“可是吵到你了,再继续睡会儿?”沈轩坐于床边问道。
    “没有,睡了一下午,也该醒了。”卫明姝眼上还带了些朦胧的雾气,她揉了揉眼,忽地被呛到似得剧烈咳嗽起来,揉眼睛的手臂都颤了颤。
    沈轩一见慌忙轻拍她的背,只见那张精致的脸变得透白,两颊通红,眼上又呛出些泪花。
    兰芝走了进来,挂起床幔道:“小姐醒了,快先把这药吃了。”
    那药不似平日用来煎煮的汤药,而是一颗乌漆的药丸,沈轩好奇地问道:“这是什么药?”
    卫明姝咽下那颗药丸,说道:“一服补药罢了,因着身子弱特地找人调的。
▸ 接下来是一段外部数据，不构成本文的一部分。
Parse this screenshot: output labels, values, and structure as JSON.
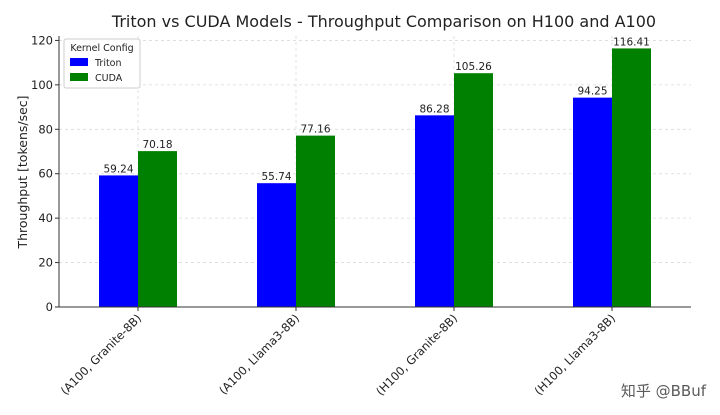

”
    沈轩没再多问,卫明姝自早到晚都在服不同的药,是个实实在在的药罐子,而他又着实不是很懂这些。
    兰芝递给她一杯水,“小姐这咳嗽的毛病好久没犯过了。”
    “可要我帮忙请医士过来看看?”沈轩瞧着她的脸色问道。
    卫明姝这一次没有拒绝,“嗯,让兰芝去就行,她知道怎么请。”
    她不愿让别人知道她是个病秧子,可那铺子又在京城最繁华的东巷。
    从前她在侯府感上风寒,还可以借着给她阿娘看病的理由找任医正来侯府,可如今到了国公府处处不方便,不免要换个法子将人从铺子后门带出来。
    兰芝应了一声,又看了看桌上药碗,小心翼翼地提了一嘴:“姑爷要不给小姐把这碗药喂了吧?”
    沈轩愣了片刻,看了看卫明姝,点头应下。
    兰芝走后,沈轩端起药碗,放在她嘴边,“张嘴。”
    卫明姝不禁向床头边靠了靠,“郎君,旁边有勺子......”
    沈轩端着碗的手一僵,舀了一勺,放在碗撇了撇,举起来时手微微抖了一下,又洒回碗里许多。
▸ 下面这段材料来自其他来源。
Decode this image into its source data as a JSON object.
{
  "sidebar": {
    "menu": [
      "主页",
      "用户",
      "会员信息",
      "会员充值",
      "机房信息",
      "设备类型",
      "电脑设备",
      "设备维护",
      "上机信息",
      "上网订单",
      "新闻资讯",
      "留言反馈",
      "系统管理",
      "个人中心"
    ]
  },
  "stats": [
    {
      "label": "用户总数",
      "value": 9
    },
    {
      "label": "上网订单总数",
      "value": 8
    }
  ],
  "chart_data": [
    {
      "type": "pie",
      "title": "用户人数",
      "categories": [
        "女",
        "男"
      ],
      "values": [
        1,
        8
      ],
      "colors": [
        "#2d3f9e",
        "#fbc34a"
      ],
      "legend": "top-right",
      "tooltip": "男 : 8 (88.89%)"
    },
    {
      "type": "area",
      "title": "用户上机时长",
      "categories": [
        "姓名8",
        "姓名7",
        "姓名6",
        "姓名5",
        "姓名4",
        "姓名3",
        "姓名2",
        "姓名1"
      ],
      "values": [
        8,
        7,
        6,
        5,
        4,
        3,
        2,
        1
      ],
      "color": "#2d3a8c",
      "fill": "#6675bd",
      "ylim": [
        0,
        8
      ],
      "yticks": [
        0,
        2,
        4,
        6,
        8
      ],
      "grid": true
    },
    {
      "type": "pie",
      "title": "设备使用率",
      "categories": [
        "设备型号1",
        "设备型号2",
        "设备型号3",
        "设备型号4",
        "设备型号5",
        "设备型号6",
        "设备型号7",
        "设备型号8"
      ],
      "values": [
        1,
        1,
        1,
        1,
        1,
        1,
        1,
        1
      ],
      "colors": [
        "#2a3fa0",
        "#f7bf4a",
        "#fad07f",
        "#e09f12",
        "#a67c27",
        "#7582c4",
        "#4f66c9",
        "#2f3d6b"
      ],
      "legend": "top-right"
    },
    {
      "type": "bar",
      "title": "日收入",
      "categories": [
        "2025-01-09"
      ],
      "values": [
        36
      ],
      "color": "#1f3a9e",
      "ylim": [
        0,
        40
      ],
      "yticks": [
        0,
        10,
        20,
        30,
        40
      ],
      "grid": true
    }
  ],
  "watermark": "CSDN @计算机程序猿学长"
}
    汤药从碗里蹦出些小花,斑斑点点的黑色药汁溅在了被子上。
    “郎君,药碗拿着挺烫的,还是我自己喝吧。”
    “......”
    两人僵持了许久,沈轩似是没有松手的意思,房间内一时没了动静,只有那床幔因着风起伏着。
    卫明姝叹了口气,从他手中接过勺子,沈轩仍旧端着碗接着,她刻意忽视这别扭的气氛,轻轻吹着汤药,小口小口地嘬着喝完了药。
    任医正来到国公府上时,卫明姝又缩回了被子里,她睡起时发了些汗,刚喝完药没多久就又觉得身上有些冷了。
    “老大夫,内子她......”
    任医正打断了他,“都知道了,这丫头从小就是我给看着,她什么状况我最清楚,你既是这丫头的夫婿,就也别见外,叫任大夫就行。”
    “丫头,你这是怎么回事?怎的又开始犯这咳嗽毛病了?”任医正一手搭脉问道。
    “没什么。”卫明姝低着头,平淡地说道:“兴许是前日雨天去了趟校场,着了些风寒。”
    “脉象倒是不怎么乱。”任医正放开她的手腕,喋喋不休道:“告诉你多少次注意着点,你这身体经不住乱跑。我看你这病就是熬出来的,要肯听我的话多休养几年,也不会是现在这个样子。”
    卫明姝脸上没有什么表情,避重就轻道:“闲不住。”
    任医正不再去理会她这副无所谓的样子,转头向沈轩嘱咐道:“你有空就多看着她些,该管的时候管着她些,别总让她出去乱跑,在家好好养病比什么都强。”
    沈轩仍盯着卫明姝,抿了抿唇没有再说话。
    卫明姝似是想说些什么,犹豫间没有开口,只叹了口气。
    任医正仍旧冲着沈轩道:“这丫头从小体弱多病,你们俩日后若想有个孩子的话,就听我的话,让她好好在家休养一段时间,过一阵我再把新调好的方子给你送来。”
    “我......”
    “行了行了,我给你抓了些药,你先把这咳嗽治好再说。”
    卫明姝听到此处,心下又是一叹。
    这咳嗽其实倒是不难治。
    任医正提着药匣子离开侯府,离开前又向沈轩叮咛嘱咐了些什么。
    沈轩回到房内,只见卫明姝仍旧低头不语,蹲下身道:“明珠,这段时间......”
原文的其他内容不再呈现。